I am quite thrilled with the new clay recipe and plan to use it for many years. I ended up with the following:

Campana Midrange Revised Cone 5-8
25 Grolleg Kaolin
10 C&C Ball Clay
10 Tile #6 Kaolin
35 Minspar 200 Feldspar
20 Silica 325 Mesh
2.5 Bentonite L-10 White

Comments

  1. John Bauman says:

    Excellent overview. Thanks.

  2. Thank you for the detailed explanation – really useful info. I used to make my clay body years ago using a very simple formula – before you could readily buy packaged clay – it really just was part of making pots. Today so many students don’t even like to wedge clay let alone think of making their own clay.
    Eva Gallagher
    http://newfoundoutpotter.blogspot.com/

  3. Hannah Short says:

    I’ll look for your book in the future.

  4. Jeff Campana says:

    I’ll get right on that, Hannah! I wish I had the time to do that. Maybe someday.

  5. Linda Ippel says:

    I havn’t made my own clay since 70′s. I’d like to pursue this process, but how do I know the diff between my clay (cone 6-10 stoneware from Minn Clay), which my glazes work well on, and the above clay recipe? I make my own glazes, and enjoy the whole process. Any suggestions?

  6. John Britt says:

    Jeff,

    Nice work. The only thing I like to do is mix the body like a glaze, with lots of water. Then pour it on a plaster bat. That gets you maximum plasticity in the shortest time.

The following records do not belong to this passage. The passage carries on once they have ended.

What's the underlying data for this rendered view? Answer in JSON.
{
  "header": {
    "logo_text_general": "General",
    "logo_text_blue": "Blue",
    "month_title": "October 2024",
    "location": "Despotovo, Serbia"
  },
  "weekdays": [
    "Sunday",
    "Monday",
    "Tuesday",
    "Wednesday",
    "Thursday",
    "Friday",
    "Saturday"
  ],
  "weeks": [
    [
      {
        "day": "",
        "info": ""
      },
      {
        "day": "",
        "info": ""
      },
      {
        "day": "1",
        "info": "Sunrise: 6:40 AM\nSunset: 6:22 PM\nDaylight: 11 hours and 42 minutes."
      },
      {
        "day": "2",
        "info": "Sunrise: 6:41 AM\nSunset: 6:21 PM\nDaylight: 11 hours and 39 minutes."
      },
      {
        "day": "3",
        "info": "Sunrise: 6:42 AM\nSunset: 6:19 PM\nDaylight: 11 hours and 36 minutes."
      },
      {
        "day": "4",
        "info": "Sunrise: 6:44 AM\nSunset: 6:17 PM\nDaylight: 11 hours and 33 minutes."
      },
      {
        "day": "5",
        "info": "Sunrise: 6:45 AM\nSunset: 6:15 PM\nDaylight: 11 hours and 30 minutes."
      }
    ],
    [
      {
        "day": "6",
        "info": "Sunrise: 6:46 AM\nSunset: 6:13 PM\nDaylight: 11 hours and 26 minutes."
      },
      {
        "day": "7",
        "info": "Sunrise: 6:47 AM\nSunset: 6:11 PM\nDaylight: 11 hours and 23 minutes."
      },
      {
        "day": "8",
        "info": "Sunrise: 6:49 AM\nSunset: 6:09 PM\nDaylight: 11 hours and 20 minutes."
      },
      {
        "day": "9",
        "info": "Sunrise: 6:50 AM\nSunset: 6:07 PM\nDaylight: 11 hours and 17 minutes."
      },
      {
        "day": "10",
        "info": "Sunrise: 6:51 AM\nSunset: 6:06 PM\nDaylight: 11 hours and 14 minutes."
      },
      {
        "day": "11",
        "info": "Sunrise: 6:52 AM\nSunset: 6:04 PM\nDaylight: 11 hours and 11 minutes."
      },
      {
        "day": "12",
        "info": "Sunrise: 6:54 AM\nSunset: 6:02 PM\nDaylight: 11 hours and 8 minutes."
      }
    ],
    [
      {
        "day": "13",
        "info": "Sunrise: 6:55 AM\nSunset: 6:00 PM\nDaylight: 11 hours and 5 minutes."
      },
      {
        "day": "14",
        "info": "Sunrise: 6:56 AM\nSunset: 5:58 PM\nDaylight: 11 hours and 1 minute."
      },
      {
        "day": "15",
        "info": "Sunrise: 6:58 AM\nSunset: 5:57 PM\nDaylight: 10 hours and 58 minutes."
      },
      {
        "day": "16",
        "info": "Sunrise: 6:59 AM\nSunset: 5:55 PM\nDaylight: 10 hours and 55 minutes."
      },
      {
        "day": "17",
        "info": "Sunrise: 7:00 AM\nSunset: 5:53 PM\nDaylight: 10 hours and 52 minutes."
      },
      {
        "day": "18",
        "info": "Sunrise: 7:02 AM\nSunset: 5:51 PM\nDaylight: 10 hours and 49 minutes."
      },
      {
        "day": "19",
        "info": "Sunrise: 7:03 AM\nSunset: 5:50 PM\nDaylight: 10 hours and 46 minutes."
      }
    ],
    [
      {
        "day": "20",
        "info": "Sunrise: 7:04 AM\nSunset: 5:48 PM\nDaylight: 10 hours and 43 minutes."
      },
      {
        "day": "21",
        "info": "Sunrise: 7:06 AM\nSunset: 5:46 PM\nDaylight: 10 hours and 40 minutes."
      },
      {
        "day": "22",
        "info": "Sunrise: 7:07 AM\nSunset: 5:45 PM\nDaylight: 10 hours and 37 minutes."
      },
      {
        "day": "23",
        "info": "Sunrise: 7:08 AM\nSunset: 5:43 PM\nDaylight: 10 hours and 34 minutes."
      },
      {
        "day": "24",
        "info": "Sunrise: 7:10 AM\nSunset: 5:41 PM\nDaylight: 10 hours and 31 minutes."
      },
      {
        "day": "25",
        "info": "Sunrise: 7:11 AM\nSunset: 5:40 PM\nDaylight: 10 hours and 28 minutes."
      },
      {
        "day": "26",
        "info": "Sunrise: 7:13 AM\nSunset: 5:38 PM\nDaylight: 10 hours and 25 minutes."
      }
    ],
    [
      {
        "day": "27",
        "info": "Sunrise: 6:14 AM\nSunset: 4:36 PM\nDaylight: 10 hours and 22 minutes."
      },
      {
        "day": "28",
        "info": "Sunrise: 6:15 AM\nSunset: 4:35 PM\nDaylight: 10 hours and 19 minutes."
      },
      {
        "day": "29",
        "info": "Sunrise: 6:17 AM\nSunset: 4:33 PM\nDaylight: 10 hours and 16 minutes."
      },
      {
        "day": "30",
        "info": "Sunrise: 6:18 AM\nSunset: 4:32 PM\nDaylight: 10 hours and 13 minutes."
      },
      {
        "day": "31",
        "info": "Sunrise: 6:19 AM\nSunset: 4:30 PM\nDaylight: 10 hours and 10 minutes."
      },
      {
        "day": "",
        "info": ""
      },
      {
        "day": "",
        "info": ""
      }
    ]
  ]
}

    What was the shrinkage and absorption rates?

  7. JoAnn Axford says:

    This is a great study Jeff. I look forward to seeing your new porcelain. I have many issues also with Laguna #15, but I love the whiteness and the tightness of the clay, so I have put up with it. You may make a clay maker out of me. I’ll still buy the leftover #15 that you have. Maybe I can come by when I’m on spring break. I’ll check in with you before then.
    JoAnn

  8. Christine says:

    Thank you for being so generous with all your post’s!

    And I too would buy your book ;)

  9. Great to see someone else striving for perfection.

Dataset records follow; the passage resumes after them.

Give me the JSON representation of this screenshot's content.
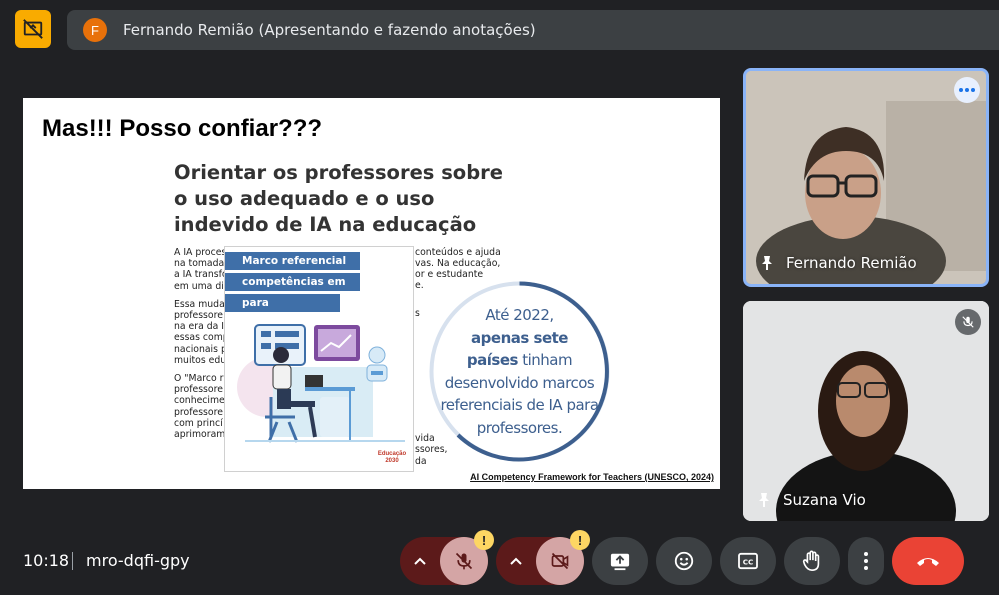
{
  "header": {
    "presenter_initial": "F",
    "presenting_text": "Fernando Remião (Apresentando e fazendo anotações)"
  },
  "slide": {
    "title": "Mas!!! Posso confiar???",
    "heading": "Orientar os professores sobre o uso adequado e o uso indevido de IA na educação",
    "body_lines": [
      "A IA proces",
      "na tomada",
      "a IA transfo",
      "em uma di",
      "Essa muda",
      "professore",
      "na era da I",
      "essas comp",
      "nacionais p",
      "muitos edu",
      "O \"Marco r",
      "professore",
      "conhecime",
      "professore",
      "com princí",
      "aprimoram"
    ],
    "right_fragments": [
      "conteúdos e ajuda",
      "vas. Na educação,",
      "or e estudante",
      "e.",
      "s",
      "vida",
      "ssores,",
      "da"
    ],
    "cover_tags": [
      "Marco referencial de",
      "competências em IA",
      "para professores"
    ],
    "cover_logo": "Educação 2030",
    "circle_lines": [
      "Até 2022,",
      "apenas sete",
      "países",
      "tinham",
      "desenvolvido marcos",
      "referenciais de IA para",
      "professores."
    ],
    "citation": "AI Competency Framework for Teachers (UNESCO, 2024)"
  },
  "participants": [
    {
      "name": "Fernando Remião",
      "active_speaker": true
    },
    {
      "name": "Suzana Vio",
      "muted": true
    }
  ],
  "footer": {
    "time": "10:18",
    "meeting_code": "mro-dqfi-gpy",
    "warning_symbol": "!"
  },
  "colors": {
    "accent": "#8ab4f8",
    "end_call": "#ea4335",
    "muted_bg": "#5c1a1a",
    "warning": "#fdd663",
    "slide_blue": "#3d5f8e"
  },
  "icons": [
    "meet-present-icon",
    "more-vert-icon",
    "pin-icon",
    "mic-off-icon",
    "caret-up-icon",
    "video-off-icon",
    "present-screen-icon",
    "emoji-icon",
    "captions-icon",
    "raise-hand-icon",
    "more-options-icon",
    "end-call-icon"
  ]
}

    I’ve been formulating ^6 porcelains for around 12 years. My requirements are a bit different, but with one of my porcelains I still came to the same conclusion as you: Grolleg, 6 tile, and C&C in roughly the same proportions.

    Yes, I also have to mix it up myself for quality control.

    good luck

  10. Hey Jeff, Thought I might let you in on how I balance the neph sye in my body…i just add epsom salt to the water im mixing the clay with. Just a handful for every 200 pounds…this will keep the clay from deflocculating .

  11. Joseph Hanes says:

    This will give me a good place to start formulating my own clay bodies. Thanks!

  12. David Emrick says:

    I have 2,150 pounds of Minspar 200 in 50 lbs bags with a certificate of analysis from March of 2011 that is surplus. Please e-mail or call if interested. In Cincinnati, OH.

    David Emrick

    513-267-4024
    demrick@resourceone-recycling.com

  13. Owen says:

    Hi Jeff, sounds like Laguna with the metal chunks in the clay. Did they give you the same song and dance that they gave me, “this has never happened before” and “we make 100 tons a month of that clay any no-one else has had any problems”. Thanks for a great article, very well done. Owen

  14. Sarah says:

    Jeff and Owen,
    A few years ago, the studio I work for had trouble with metal pieces in a Laguna clay (can’t remember if it was the #16 or cone 6 Frost). The pieces were mostly small, about 1-3 mm each. Laguna told us that it was a metal pipe that had fallen into the batch and shredded… but from the sounds of it, this is an ongoing problem. I can’t believe how incredibly irresponsible they are with the health, safety, and livelihood of their consumers!

  15. John says:

    Jeff,
    I really like the looks of the clay body and hope to try it,I am use to using armadillo clay in Austin here in Texas, so I am more into there high fire clays. I work exclusively in Hi Fire, but I have worked in low fire clays.Did you use amaco gloss series on your bisque ware?

  16. Julia says:

    Hi Jeff, I to am reworking my clay body. I am having trouble with my flashing slip shivering off during the bisc. To high sodium in the clay body seems to be the culprit.
    I am delighted that you are on the front line of monitoring the feldspars in North American , rest easy all! Jeff’s on watch! From one clay geek to another, I thank you.